We are huge fans of Ethiopian food, and we heard that Washington D.C. had a thriving Ethiopian food scene,
we were extremely excited. There were so many restaurants to choose from, and we were excited to see Eritrean options as well. We had tried Eritrean food previously in Philadelphia, and we were happy to revisit it. Since Ethiopia and Eritrea were the same country until the early 1990s, the cuisines are very similar, though there are some subtle differences, especially the greater prevalence of seafood on the menu because Eritrea is coastal. Keren Restaurant (named after the 2nd largest city in Eritrea
) is located in the bustling D.C. neighborhood of Adams Morgan, which has a wide variety of restaurants of all cuisines. We arrived at Keren on a Saturday night, and when we arrived there was a good mix of college kids and families. The atmosphere was convivial and cozy, and the restaurant was simply decorated with murals of Eritrea (plus a surprising number of TVs).

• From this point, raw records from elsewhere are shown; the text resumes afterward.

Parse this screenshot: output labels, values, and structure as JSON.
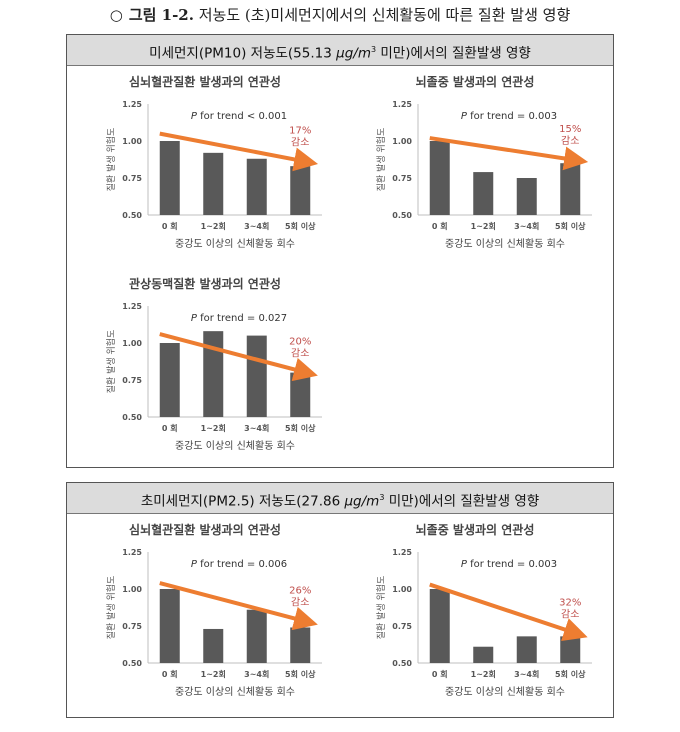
{
  "figure": {
    "marker": "○",
    "label": "그림 1-2.",
    "title": " 저농도 (초)미세먼지에서의 신체활동에 따른 질환 발생 영향"
  },
  "panels": [
    {
      "header_pre": "미세먼지(PM10) 저농도(55.13 ",
      "unit_main": "μg/m",
      "unit_sup": "3",
      "header_post": " 미만)에서의 질환발생 영향"
    },
    {
      "header_pre": "초미세먼지(PM2.5) 저농도(27.86 ",
      "unit_main": "μg/m",
      "unit_sup": "3",
      "header_post": " 미만)에서의 질환발생 영향"
    }
  ],
  "colors": {
    "bar": "#595959",
    "trend": "#ed7d31",
    "reduction_text": "#c0504d",
    "axis": "#bfbfbf"
  },
  "chart_data": [
    {
      "type": "bar",
      "title": "심뇌혈관질환 발생과의 연관성",
      "categories": [
        "0 회",
        "1~2회",
        "3~4회",
        "5회 이상"
      ],
      "values": [
        1.0,
        0.92,
        0.88,
        0.83
      ],
      "ylim": [
        0.5,
        1.25
      ],
      "yticks": [
        "0.50",
        "0.75",
        "1.00",
        "1.25"
      ],
      "ylabel": "질환 발생 위험도",
      "xlabel": "중강도 이상의 신체활동 회수",
      "trend_text": "for trend < 0.001",
      "trend_from": 1.05,
      "trend_to": 0.86,
      "reduction_pct": "17%",
      "reduction_word": "감소"
    },
    {
      "type": "bar",
      "title": "뇌졸중 발생과의 연관성",
      "categories": [
        "0 회",
        "1~2회",
        "3~4회",
        "5회 이상"
      ],
      "values": [
        1.0,
        0.79,
        0.75,
        0.85
      ],
      "ylim": [
        0.5,
        1.25
      ],
      "yticks": [
        "0.50",
        "0.75",
        "1.00",
        "1.25"
      ],
      "ylabel": "질환 발생 위험도",
      "xlabel": "중강도 이상의 신체활동 회수",
      "trend_text": "for trend = 0.003",
      "trend_from": 1.02,
      "trend_to": 0.87,
      "reduction_pct": "15%",
      "reduction_word": "감소"
    },
    {
      "type": "bar",
      "title": "관상동맥질환 발생과의 연관성",
      "categories": [
        "0 회",
        "1~2회",
        "3~4회",
        "5회 이상"
      ],
      "values": [
        1.0,
        1.08,
        1.05,
        0.8
      ],
      "ylim": [
        0.5,
        1.25
      ],
      "yticks": [
        "0.50",
        "0.75",
        "1.00",
        "1.25"
      ],
      "ylabel": "질환 발생 위험도",
      "xlabel": "중강도 이상의 신체활동 회수",
      "trend_text": "for trend = 0.027",
      "trend_from": 1.06,
      "trend_to": 0.8,
      "reduction_pct": "20%",
      "reduction_word": "감소"
    },
    {
      "type": "bar",
      "title": "심뇌혈관질환 발생과의 연관성",
      "categories": [
        "0 회",
        "1~2회",
        "3~4회",
        "5회 이상"
      ],
      "values": [
        1.0,
        0.73,
        0.86,
        0.74
      ],
      "ylim": [
        0.5,
        1.25
      ],
      "yticks": [
        "0.50",
        "0.75",
        "1.00",
        "1.25"
      ],
      "ylabel": "질환 발생 위험도",
      "xlabel": "중강도 이상의 신체활동 회수",
      "trend_text": "for trend = 0.006",
      "trend_from": 1.04,
      "trend_to": 0.78,
      "reduction_pct": "26%",
      "reduction_word": "감소"
    },
    {
      "type": "bar",
      "title": "뇌졸중 발생과의 연관성",
      "categories": [
        "0 회",
        "1~2회",
        "3~4회",
        "5회 이상"
      ],
      "values": [
        1.0,
        0.61,
        0.68,
        0.68
      ],
      "ylim": [
        0.5,
        1.25
      ],
      "yticks": [
        "0.50",
        "0.75",
        "1.00",
        "1.25"
      ],
      "ylabel": "질환 발생 위험도",
      "xlabel": "중강도 이상의 신체활동 회수",
      "trend_text": "for trend = 0.003",
      "trend_from": 1.03,
      "trend_to": 0.7,
      "reduction_pct": "32%",
      "reduction_word": "감소"
    }
  ]
}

The menu at Keren is very small in terms of traditional dishes, there are only a handful of either meat or veggie options. We also noticed a sizable Italian selection, including pasta and breaded chicken cotoletta
, which makes sense since Eritrea is a former Italian colony. We were also excited the Keren delved into some more unusual options. For example, there were a wide selection of breakfast options featuring Ful (mashed fava beans) and Silsi (a traditional tomato-based sauce). We ordered the beef tibs and the veggie sampler (lentils, chickpeas, cabbage, spinach and potato dishes) to share among ourselves. We were pleasantly surprised that each entree was less than $10, which is far lower than most comparable restaurants. In addition to the injera, we got an order of traditional Eritrean unleavened wheat flat bread called Kitcha,
which we had not seen on any other menus. Kitcha was definitely denser and more pita-like than injera and we have to admit it was much easier to eat with the injera since it was much more flexible.
We enjoyed all of the choices we sampled: the sauces were rich and flavorful (not too spicy), and there was definitely something to satisfy both meat-lovers and vegetarians. We finished up the night with an Eritrean coffee (it was billed as a coffee shop after all), which was very similar to the Ethiopian coffees we had tried previously. We highly recommend Keren as an awesome place to get delicious, low-key Eritrean food, with no pretense, and at great prices.